1) WHAT WENT WRONG AT THE CDC? Director of the Centers for Disease Control and Prevention (CDC), Dr. Tom Frieden is the public face of the U.S. response to Ebola. And given the nationwide panic about the virus, it’s no surprise that one of the 4-by-6 cards is labeled “errors.” Frieden declared that U.S. hospitals were ready for Ebola, but the first hospital tested flunked badly.

Despite the panic and the miscalculations, however, the fight to contain Ebola in the U.S. has been largely successful. Of the people the CDC has been monitoring, no new cases have been detected. Experts say the danger to the broader public is extremely low.

But as parents pull kids out of schools, airline passengers show up in homemade hazmat suits, and self-published Ebola survival guides climb the Amazon charts, Frieden bears the brunt of the hysteria.
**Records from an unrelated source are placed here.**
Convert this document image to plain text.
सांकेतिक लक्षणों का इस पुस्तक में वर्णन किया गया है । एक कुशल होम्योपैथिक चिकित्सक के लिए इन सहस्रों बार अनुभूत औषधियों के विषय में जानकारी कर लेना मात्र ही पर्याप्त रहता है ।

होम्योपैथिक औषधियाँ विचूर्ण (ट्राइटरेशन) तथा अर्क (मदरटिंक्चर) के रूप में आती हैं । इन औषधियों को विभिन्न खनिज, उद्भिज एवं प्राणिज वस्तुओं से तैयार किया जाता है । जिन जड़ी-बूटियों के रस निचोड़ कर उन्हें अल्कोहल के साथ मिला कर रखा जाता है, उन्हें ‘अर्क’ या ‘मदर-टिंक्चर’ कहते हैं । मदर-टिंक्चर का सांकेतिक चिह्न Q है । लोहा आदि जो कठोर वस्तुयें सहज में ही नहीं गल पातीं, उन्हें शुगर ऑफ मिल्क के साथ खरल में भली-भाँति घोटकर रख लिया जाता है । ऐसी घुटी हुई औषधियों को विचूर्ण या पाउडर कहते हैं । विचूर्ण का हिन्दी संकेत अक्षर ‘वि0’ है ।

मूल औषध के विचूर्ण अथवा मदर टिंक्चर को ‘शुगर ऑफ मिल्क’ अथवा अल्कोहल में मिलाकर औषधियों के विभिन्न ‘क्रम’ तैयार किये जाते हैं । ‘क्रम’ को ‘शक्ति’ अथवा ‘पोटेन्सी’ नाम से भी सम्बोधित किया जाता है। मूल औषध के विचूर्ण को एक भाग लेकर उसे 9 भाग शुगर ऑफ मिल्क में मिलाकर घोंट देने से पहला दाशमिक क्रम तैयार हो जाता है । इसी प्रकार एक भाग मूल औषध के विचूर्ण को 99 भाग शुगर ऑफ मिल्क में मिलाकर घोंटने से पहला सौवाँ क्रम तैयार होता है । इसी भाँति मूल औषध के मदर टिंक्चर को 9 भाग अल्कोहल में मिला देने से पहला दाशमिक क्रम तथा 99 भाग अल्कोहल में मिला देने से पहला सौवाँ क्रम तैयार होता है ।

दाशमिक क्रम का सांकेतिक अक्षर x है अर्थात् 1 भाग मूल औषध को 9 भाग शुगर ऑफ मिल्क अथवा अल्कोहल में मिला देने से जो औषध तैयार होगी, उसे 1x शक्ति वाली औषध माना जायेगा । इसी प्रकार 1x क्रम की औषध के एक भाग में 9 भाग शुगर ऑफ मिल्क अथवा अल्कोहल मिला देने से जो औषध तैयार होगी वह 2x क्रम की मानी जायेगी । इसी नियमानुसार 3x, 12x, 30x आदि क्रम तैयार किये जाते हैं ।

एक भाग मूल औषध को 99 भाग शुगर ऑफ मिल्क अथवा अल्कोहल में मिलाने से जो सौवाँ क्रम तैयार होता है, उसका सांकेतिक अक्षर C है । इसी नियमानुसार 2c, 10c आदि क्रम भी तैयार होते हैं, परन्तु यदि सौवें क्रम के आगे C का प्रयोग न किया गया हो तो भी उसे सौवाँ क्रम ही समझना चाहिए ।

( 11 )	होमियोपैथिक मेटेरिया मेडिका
Frieden’s activist record may help explain why some Republicans are calling for his resignation, but the criticism transcends partisanship. After Amber Vinson became the second Dallas health care worker diagnosed with the virus, Obama seethed, according to an Administration official.

Frieden, it helps to remember, is a doctor, and his agency’s response to Ebola was grounded in years of science. “The protocols that were on the CDC website at least historically–maybe not in the last month, but historically–have worked well in the 24 African epidemics of Ebola,” says Dr. Anthony Fauci, director of the National Institute on Allergy and Infectious Diseases. “And as Frieden said publicly many times, we have dealt with Ebola since 1976 and put down every single epidemic.”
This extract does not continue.